How may support and teaching complement one another?

A. Name three moments in students’ experience or activities where this may take place and describe the respective expectations you would have of the support and teaching in relation to it.

B. Prioritise your list giving consideration to the reasons for your hierarchy.

The main factors fed back by the four different groups were as follows:

1. How course and support complement one another

Embedded support was proposed by group one as being important and effective in many instances – a view seconded by a number of other voices in the workshop. One course leader described how her students received language support via various activities integrated within the curriculum and benefitted greatly from that. They were more likely then to attend extracurricular support sessions too (though this was also influenced by a culture of clear, definite and enforced requirements on the students).

So, in sum, considering the practicalities of how course and support complemented one another was key for group one.

2. When course and support complement one another

The second group emphasised the importance of finding the appropriate moment for support in relation to the itinerary of student activities on the course. The example given was the timetabling of library inductions in the first week along with overall course induction, i.e. at a point when students are overwhelmed with new information and the newness of the environment, on the one hand, and when the intricacies of research tools and resources in the library are not at their most relevant.

In sum, timetabling support to align with moments in the student course itinerary when it is most relevant was, for group two, key to its uptake and success.

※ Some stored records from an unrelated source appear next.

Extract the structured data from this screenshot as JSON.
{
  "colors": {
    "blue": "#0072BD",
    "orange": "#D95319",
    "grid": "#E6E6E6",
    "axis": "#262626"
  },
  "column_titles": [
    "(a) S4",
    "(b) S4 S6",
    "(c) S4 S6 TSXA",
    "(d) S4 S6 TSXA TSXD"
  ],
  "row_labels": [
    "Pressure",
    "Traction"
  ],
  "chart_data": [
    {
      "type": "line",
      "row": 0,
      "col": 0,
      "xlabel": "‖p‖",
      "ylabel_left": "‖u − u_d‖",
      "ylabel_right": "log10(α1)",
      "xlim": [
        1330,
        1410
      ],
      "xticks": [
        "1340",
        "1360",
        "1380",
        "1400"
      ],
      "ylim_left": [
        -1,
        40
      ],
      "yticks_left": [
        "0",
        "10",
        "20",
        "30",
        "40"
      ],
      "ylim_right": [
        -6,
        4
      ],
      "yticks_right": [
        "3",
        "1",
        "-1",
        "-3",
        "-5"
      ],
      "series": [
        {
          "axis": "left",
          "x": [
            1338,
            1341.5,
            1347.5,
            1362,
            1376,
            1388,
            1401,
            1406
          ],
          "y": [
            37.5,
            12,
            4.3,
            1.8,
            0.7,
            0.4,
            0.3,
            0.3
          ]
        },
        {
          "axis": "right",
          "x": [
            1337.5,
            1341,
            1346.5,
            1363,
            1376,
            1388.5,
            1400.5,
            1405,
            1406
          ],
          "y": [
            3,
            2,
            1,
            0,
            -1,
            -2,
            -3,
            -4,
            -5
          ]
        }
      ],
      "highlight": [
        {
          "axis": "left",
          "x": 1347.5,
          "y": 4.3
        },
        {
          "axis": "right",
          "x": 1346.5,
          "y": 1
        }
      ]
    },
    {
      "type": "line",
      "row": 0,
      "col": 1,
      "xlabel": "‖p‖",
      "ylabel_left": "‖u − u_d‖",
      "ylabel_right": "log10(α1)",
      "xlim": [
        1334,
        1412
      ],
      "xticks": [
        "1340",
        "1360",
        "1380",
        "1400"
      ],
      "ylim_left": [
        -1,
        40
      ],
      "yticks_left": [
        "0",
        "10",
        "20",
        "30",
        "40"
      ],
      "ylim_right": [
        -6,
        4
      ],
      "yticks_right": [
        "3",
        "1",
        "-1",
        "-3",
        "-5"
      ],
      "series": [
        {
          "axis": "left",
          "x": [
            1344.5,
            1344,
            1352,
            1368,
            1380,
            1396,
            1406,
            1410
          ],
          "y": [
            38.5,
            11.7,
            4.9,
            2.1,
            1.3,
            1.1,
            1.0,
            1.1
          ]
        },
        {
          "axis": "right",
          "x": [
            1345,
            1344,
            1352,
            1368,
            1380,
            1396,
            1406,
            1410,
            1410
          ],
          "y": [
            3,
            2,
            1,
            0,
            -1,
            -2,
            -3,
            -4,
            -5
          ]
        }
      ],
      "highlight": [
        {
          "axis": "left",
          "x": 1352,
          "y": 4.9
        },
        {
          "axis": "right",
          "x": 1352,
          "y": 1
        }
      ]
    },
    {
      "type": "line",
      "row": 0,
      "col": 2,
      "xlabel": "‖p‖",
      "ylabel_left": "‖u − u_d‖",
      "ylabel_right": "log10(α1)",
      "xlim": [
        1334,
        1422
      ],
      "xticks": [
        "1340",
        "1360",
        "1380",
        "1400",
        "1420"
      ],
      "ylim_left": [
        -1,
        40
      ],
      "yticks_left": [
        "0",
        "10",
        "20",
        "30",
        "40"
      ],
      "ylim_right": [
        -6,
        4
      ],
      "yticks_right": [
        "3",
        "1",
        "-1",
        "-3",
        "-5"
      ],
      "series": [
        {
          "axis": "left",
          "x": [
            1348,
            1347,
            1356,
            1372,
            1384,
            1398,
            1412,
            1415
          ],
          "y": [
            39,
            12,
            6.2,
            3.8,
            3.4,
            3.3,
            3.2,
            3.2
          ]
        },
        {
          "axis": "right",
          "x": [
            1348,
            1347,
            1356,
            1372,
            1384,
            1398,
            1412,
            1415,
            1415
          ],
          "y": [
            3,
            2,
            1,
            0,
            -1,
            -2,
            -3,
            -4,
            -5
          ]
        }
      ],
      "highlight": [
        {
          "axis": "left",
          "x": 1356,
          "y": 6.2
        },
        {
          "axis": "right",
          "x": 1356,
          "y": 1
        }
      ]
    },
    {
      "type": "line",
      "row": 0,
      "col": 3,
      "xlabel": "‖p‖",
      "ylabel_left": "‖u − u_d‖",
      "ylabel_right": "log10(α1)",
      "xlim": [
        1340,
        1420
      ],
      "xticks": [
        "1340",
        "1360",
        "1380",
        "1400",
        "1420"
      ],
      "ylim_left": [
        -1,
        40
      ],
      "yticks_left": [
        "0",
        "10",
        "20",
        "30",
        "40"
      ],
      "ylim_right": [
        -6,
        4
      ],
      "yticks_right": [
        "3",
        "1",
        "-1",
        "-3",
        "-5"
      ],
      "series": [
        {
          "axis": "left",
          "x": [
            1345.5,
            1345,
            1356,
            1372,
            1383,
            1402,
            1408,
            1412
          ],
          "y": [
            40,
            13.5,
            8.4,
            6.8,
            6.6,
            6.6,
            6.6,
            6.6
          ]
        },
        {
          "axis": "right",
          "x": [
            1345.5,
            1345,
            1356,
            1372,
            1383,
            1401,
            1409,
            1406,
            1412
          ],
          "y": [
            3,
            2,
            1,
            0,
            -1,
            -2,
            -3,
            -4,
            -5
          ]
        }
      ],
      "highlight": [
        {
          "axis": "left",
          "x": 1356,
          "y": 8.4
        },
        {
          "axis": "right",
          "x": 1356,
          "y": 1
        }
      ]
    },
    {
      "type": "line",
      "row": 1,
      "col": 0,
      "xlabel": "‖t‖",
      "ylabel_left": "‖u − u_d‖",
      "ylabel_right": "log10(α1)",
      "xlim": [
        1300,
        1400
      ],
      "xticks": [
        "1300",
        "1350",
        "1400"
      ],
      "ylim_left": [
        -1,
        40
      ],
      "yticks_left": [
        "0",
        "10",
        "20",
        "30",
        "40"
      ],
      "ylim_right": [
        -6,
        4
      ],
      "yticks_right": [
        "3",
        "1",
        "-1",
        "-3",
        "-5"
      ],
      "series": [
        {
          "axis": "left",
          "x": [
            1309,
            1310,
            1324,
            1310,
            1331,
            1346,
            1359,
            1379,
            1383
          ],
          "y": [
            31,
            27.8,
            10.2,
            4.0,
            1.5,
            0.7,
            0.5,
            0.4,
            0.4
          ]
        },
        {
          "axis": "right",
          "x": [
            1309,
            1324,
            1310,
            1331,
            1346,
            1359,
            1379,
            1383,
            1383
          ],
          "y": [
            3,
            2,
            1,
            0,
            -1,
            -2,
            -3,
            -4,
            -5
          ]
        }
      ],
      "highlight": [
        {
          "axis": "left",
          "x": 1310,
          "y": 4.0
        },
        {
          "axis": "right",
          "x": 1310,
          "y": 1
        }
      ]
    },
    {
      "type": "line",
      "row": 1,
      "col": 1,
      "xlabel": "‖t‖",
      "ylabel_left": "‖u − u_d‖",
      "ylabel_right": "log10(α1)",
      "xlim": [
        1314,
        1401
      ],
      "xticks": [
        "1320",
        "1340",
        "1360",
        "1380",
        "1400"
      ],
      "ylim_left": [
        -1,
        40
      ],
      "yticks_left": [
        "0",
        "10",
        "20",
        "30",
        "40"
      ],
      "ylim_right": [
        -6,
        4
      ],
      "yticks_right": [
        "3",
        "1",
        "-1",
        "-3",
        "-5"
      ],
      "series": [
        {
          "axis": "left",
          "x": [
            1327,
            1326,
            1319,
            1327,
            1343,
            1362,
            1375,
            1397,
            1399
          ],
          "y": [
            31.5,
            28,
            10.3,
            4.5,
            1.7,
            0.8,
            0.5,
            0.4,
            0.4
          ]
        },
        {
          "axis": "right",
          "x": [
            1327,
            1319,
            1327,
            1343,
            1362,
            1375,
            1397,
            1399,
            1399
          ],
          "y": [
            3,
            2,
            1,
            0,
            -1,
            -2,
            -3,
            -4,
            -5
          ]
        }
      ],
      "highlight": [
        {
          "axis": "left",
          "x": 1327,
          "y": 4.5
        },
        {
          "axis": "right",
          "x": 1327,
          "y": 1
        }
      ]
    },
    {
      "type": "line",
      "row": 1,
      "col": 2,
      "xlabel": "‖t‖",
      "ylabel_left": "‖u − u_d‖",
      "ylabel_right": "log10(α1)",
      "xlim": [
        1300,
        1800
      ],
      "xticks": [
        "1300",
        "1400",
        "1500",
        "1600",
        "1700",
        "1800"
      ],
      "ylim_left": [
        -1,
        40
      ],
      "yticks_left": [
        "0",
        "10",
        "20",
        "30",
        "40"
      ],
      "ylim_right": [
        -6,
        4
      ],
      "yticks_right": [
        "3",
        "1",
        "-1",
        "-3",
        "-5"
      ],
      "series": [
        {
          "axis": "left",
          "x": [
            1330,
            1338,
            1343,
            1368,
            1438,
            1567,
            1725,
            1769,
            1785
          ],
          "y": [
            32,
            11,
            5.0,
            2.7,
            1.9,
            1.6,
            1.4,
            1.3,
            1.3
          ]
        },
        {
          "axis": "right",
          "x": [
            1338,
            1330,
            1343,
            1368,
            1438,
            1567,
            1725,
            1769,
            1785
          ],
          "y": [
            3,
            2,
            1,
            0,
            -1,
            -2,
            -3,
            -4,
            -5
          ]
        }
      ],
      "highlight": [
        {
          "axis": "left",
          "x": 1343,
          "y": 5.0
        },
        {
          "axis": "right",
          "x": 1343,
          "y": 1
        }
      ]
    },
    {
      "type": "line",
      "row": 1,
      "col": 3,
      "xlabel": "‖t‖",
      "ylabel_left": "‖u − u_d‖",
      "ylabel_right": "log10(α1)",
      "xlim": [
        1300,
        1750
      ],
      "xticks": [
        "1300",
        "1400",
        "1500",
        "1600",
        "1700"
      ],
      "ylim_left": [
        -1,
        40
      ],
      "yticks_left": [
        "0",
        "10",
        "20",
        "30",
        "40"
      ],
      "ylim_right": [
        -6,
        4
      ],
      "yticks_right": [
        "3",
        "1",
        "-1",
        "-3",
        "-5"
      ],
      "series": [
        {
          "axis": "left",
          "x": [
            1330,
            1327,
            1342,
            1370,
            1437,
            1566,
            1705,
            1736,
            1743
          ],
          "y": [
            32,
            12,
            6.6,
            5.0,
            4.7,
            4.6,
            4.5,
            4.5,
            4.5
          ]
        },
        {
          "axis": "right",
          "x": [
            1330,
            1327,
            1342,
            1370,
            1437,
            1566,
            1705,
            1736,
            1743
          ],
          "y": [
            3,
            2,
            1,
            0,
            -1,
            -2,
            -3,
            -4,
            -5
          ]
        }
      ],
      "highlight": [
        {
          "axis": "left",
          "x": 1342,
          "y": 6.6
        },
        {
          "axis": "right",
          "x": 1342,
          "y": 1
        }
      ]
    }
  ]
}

3. Taking student background into account

A student’s cultural (not to mention social and economic) will be a factor contributing to the degree to which they are able or willing to recognise and engage with the cultural capital valorised by the course. Group three therefore laid emphasis on the importance of taking this into account. This echoed a point that Philip made in his definition of his role, that it is often confidence rather than skill that is lacking and hence holding a student back. So, while recognising that the dispositions that students have been handed down within their prior experience is a prerequisite to fostering their development as students in HE, it is equally the expectations they have acquired – for their own futures, success and ability to achieve – as well as of cultural generally, that the efforts of supporting and teaching staff may be misaligned with.

So, it was the need to enable students to build their confidence by bridging between their own socially sedimented expectations and those implicit in the academic environment that group three pointed out as key.

4. Pastoral care as the foundation for student development

The four and last group gave priority to the contribution made by pastoral care to the creation of a solid social foundation on which student development can take place. For various reasons, which they highlighted, students can feel they lack a place within the university environment or on their course. On the one hand, the institution may be larger and more complex than those they’ve encountered before, on the other the onus put on them to be independent in navigating the institution and negotiating their engagement with it may be much greater. Without a sense of inclusion, of having a place within, and being part of the course, students are unlikely to be able to engage with the course to the required degree. This may have to do with knowing who their tutors are and how to contact them, it may have to do with knowing how to behave in certain teaching situations, such as a seminar or crit, or it may be being able to get support and recognition of their rudimentary requirements and concerns, such as housing and general expectations of higher education.

Finally, then, group four emphasised the need for support and teaching staff to take into consideration and liaise over student pastoral issues.